The rest of what I shall share here, in the form of my attempts at producing images of some of the other sixty-three framed works, is almost inevitably my taste, as why would I choose something that I don’t like – OK, that didn’t stop me with my major dislike of
The Future (to which the series of postings
The Future or How do you choose a satisfying film? bear testimony) - when I can enthuse over something that I do? Sorry about that, but the breadth of what is on show (and Val Pettifer, to whom I talked about it there yesterday afternoon, tells me that there are probably around another one hundred unframed works) means that I have to start somewhere, so I have selected a few things as representative of the whole.

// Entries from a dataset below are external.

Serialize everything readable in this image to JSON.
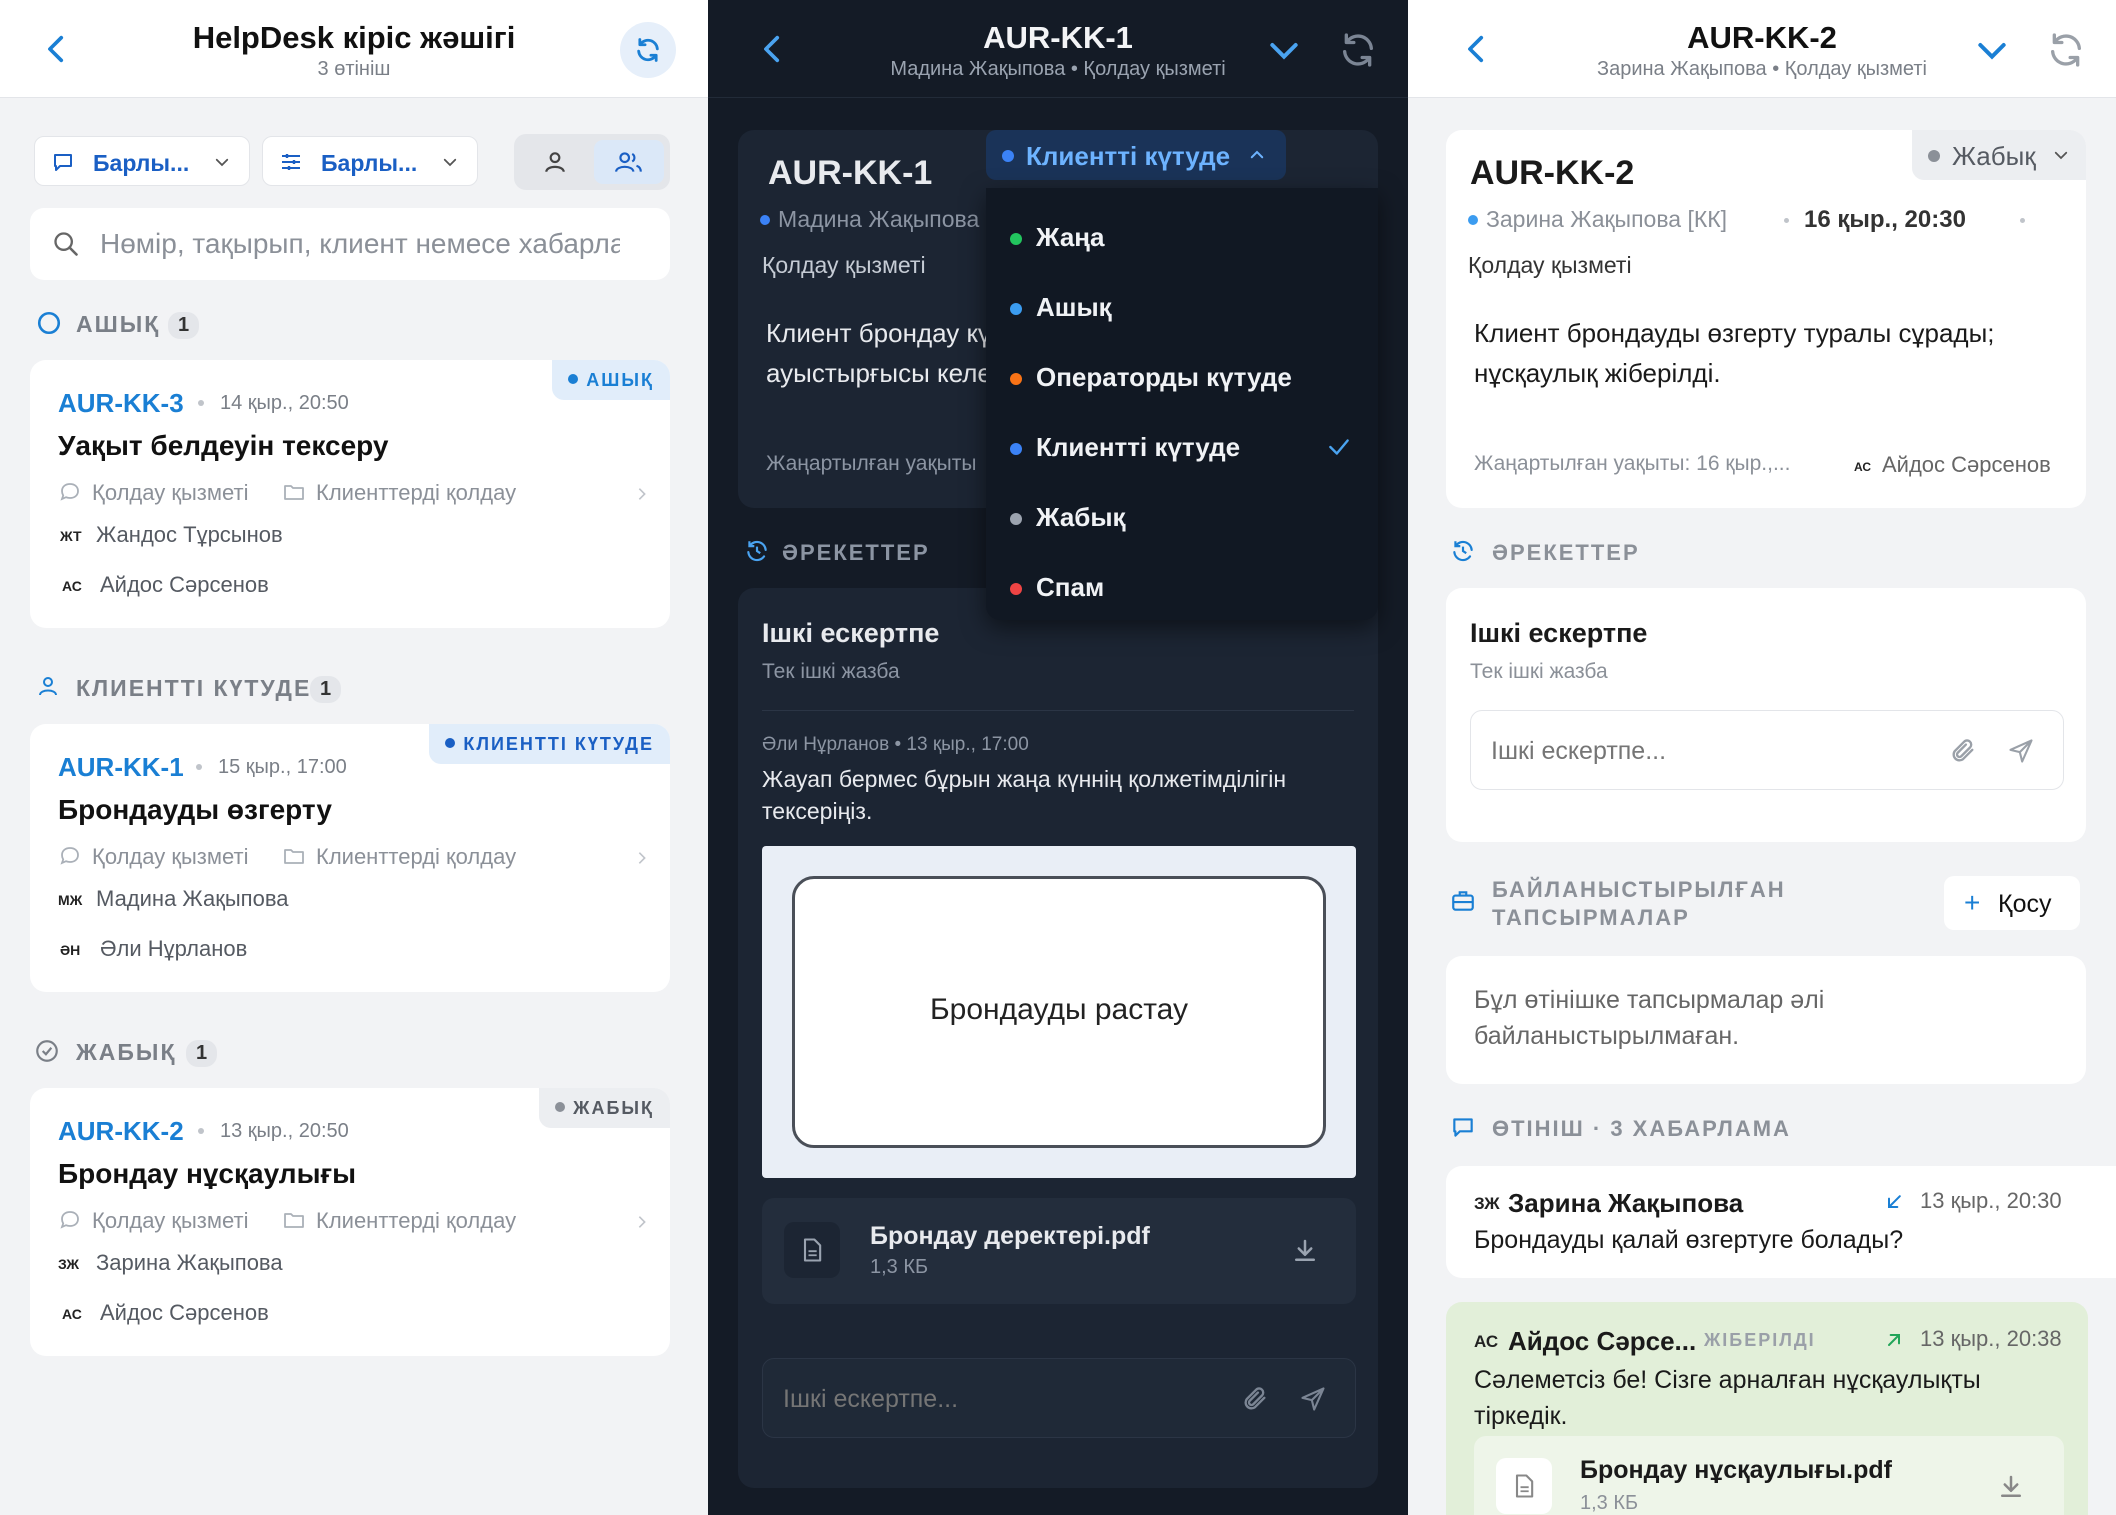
{
  "inbox": {
    "title": "HelpDesk кіріс жәшігі",
    "subtitle": "3 өтініш",
    "filter1": "Барлы...",
    "filter2": "Барлы...",
    "search_placeholder": "Нөмір, тақырып, клиент немесе хабарлама",
    "sections": [
      {
        "label": "АШЫҚ",
        "count": "1"
      },
      {
        "label": "КЛИЕНТТІ КҮТУДЕ",
        "count": "1"
      },
      {
        "label": "ЖАБЫҚ",
        "count": "1"
      }
    ],
    "tickets": [
      {
        "id": "AUR-KK-3",
        "date": "14 қыр., 20:50",
        "title": "Уақыт белдеуін тексеру",
        "badge": "АШЫҚ",
        "channel": "Қолдау қызметі",
        "queue": "Клиенттерді қолдау",
        "client_initials": "ЖТ",
        "client": "Жандос Тұрсынов",
        "agent_initials": "АС",
        "agent": "Айдос Сәрсенов"
      },
      {
        "id": "AUR-KK-1",
        "date": "15 қыр., 17:00",
        "title": "Брондауды өзгерту",
        "badge": "КЛИЕНТТІ КҮТУДЕ",
        "channel": "Қолдау қызметі",
        "queue": "Клиенттерді қолдау",
        "client_initials": "МЖ",
        "client": "Мадина Жақыпова",
        "agent_initials": "ӘН",
        "agent": "Әли Нұрланов"
      },
      {
        "id": "AUR-KK-2",
        "date": "13 қыр., 20:50",
        "title": "Брондау нұсқаулығы",
        "badge": "ЖАБЫҚ",
        "channel": "Қолдау қызметі",
        "queue": "Клиенттерді қолдау",
        "client_initials": "ЗЖ",
        "client": "Зарина Жақыпова",
        "agent_initials": "АС",
        "agent": "Айдос Сәрсенов"
      }
    ]
  },
  "detail1": {
    "title": "AUR-KK-1",
    "subtitle": "Мадина Жақыпова • Қолдау қызметі",
    "ticket_id": "AUR-KK-1",
    "status": "Клиентті күтуде",
    "client": "Мадина Жақыпова",
    "channel": "Қолдау қызметі",
    "summary_line1": "Клиент брондау күнін",
    "summary_line2": "ауыстырғысы келеді.",
    "updated": "Жаңартылған уақыты",
    "actions_label": "ӘРЕКЕТТЕР",
    "note_title": "Ішкі ескертпе",
    "note_sub": "Тек ішкі жазба",
    "note_author": "Әли Нұрланов • 13 қыр., 17:00",
    "note_text_line1": "Жауап бермес бұрын жаңа күннің қолжетімділігін",
    "note_text_line2": "тексеріңіз.",
    "preview_label": "Брондауды растау",
    "file_name": "Брондау деректері.pdf",
    "file_size": "1,3 КБ",
    "input_placeholder": "Ішкі ескертпе...",
    "menu": [
      {
        "label": "Жаңа",
        "color": "#22c55e"
      },
      {
        "label": "Ашық",
        "color": "#3b9cf0"
      },
      {
        "label": "Операторды күтуде",
        "color": "#f97316"
      },
      {
        "label": "Клиентті күтуде",
        "color": "#3b82f6",
        "selected": true
      },
      {
        "label": "Жабық",
        "color": "#9ca3af"
      },
      {
        "label": "Спам",
        "color": "#ef4444"
      }
    ]
  },
  "detail2": {
    "title": "AUR-KK-2",
    "subtitle": "Зарина Жақыпова • Қолдау қызметі",
    "ticket_id": "AUR-KK-2",
    "status": "Жабық",
    "client": "Зарина Жақыпова [КК]",
    "date": "16 қыр., 20:30",
    "channel": "Қолдау қызметі",
    "summary_line1": "Клиент брондауды өзгерту туралы сұрады;",
    "summary_line2": "нұсқаулық жіберілді.",
    "updated": "Жаңартылған уақыты: 16 қыр.,...",
    "agent_initials": "АС",
    "agent": "Айдос Сәрсенов",
    "actions_label": "ӘРЕКЕТТЕР",
    "note_title": "Ішкі ескертпе",
    "note_sub": "Тек ішкі жазба",
    "note_placeholder": "Ішкі ескертпе...",
    "linked_label_line1": "БАЙЛАНЫСТЫРЫЛҒАН",
    "linked_label_line2": "ТАПСЫРМАЛАР",
    "add_label": "Қосу",
    "linked_empty_line1": "Бұл өтінішке тапсырмалар әлі",
    "linked_empty_line2": "байланыстырылмаған.",
    "thread_label": "ӨТІНІШ · 3 ХАБАРЛАМА",
    "messages": [
      {
        "initials": "ЗЖ",
        "author": "Зарина Жақыпова",
        "time": "13 қыр., 20:30",
        "text": "Брондауды қалай өзгертуге болады?"
      },
      {
        "initials": "АС",
        "author": "Айдос Сәрсе...",
        "tag": "ЖІБЕРІЛДІ",
        "time": "13 қыр., 20:38",
        "text_line1": "Сәлеметсіз бе! Сізге арналған нұсқаулықты",
        "text_line2": "тіркедік.",
        "file_name": "Брондау нұсқаулығы.pdf",
        "file_size": "1,3 КБ"
      }
    ]
  }
}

So why not start with a figurative piece (which, you will see, has sold)?
Winter Fox by Rosalind Ridley (which was priced at £110), next to which I have dared to place Beth Hardwicke's
Winter Scene after Lu Cheng-Yuan, priced at £95*.
Other than the season, the works, in feel (let alone technique), have nothing in common- which is my point, that there is much to please in the variety of approaches. Moving on, as if promenading through the gallery in Mussorgsky's suite for piano...
I am a sucker for this view towards
Santa Maria Della Salute (which Dennis Langridge has called
The Grand Canal, Venice and put on sale for £70), and I have contrasted its colours with those in
A Solitary Existence by Val Pettifer, which sold at [
price to come].
... And so on to the landscape in watercolour, juxtaposing
The Ouse Washes by Norman Rushton (on sale at £55) with Derek Bunting's
West Highlands, which is £38.
And for a finishing-touch, as I really don't want to say any more, or display further inadequate attempts to capture the spirit of these works (which words can only hint at),
View through Crumbling Cottage by Caroline Fookes for £75, and which very much puts me in mind of the artistic interests of a painter friend of mine.
End-notes
* I do apologize for the lack of quality in the images that I have made of Beth and Rosalind's images (and of those that follow), but it is down partly to trying to avoid unwelcome reflection, but largely to the inadequacy of the photographic device (a camera on a phone) - the aim is to give an idea of what is on offer to see, not to substitute for going to Meldreth.